Regarding Switzerland, there is this absurdly high production value propaganda
Triptych-Cinerama-short produced for the 64 swiss national expo. _Fortress of
Peace_ ( _Wehrhafte Schweiz / La Suisse vigilante / La Svizzera vigilante_)
with countermobility action all over the place and prominently in this
section:

[https://youtu.be/mXWUCmeUF9o?t=1230](https://youtu.be/mXWUCmeUF9o?t=1230)
[https://en.wikipedia.org/wiki/Fortress_of_Peace](https://en.wikipedia.org/wiki/Fortress_of_Peace)

------
abc03
I served 25 years ago in a unit with civil engineers (I’m not one). At this
time, it was already a project in one of the yearly training courses, which
infrastructure should be disarmed because a destruction would have impact on
other infrastructure (e.g. tape water supply).

------
nyolfen
the author mentioned, john mcphee, is my favorite nonfiction author, and i
couldn't recommend him more highly. i was disappointed to see that the now
surely out of print _place de la concorde suisse_ was not easily available on
the usual ebook resources, but he's an author worth paying for.

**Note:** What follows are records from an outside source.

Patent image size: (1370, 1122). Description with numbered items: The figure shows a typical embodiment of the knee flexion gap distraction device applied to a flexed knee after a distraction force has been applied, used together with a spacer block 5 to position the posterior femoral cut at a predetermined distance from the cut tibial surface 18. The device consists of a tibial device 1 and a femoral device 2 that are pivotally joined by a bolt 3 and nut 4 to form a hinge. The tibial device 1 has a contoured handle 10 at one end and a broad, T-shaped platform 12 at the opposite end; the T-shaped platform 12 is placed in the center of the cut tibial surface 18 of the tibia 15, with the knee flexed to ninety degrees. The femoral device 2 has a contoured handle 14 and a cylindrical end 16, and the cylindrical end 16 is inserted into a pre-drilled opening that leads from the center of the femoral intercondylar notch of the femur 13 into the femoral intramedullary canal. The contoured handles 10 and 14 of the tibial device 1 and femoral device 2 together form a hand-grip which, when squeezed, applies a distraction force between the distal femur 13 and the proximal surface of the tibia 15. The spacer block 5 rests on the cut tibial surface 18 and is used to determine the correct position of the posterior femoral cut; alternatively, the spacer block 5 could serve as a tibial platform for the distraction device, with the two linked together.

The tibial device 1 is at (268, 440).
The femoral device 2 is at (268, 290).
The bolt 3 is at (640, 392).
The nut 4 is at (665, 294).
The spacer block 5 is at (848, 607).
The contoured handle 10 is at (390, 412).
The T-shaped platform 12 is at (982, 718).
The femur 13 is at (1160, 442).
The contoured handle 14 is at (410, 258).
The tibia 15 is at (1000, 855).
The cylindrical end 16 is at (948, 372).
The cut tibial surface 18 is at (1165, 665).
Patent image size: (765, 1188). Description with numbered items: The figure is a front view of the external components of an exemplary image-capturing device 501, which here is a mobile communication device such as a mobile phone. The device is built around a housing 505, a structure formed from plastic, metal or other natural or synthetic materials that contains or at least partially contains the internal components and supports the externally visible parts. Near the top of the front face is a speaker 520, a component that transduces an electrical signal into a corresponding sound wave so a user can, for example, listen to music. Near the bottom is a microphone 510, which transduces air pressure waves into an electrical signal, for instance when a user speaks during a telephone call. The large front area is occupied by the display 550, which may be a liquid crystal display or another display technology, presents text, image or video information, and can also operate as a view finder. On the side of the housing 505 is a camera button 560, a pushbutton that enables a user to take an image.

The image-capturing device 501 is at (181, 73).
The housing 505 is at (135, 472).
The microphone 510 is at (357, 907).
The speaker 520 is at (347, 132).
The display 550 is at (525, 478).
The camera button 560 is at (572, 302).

another excellent book of his that would likely line up well with hn-adjacent
interests is _the curve of binding energy_ , written in the early 90s about a
physicist's concern with the risk of nuclear proliferation among nonstate
actors:

[https://www.goodreads.com/book/show/54968.The_Curve_of_Bindi...](https://www.goodreads.com/book/show/54968.The_Curve_of_Binding_Energy)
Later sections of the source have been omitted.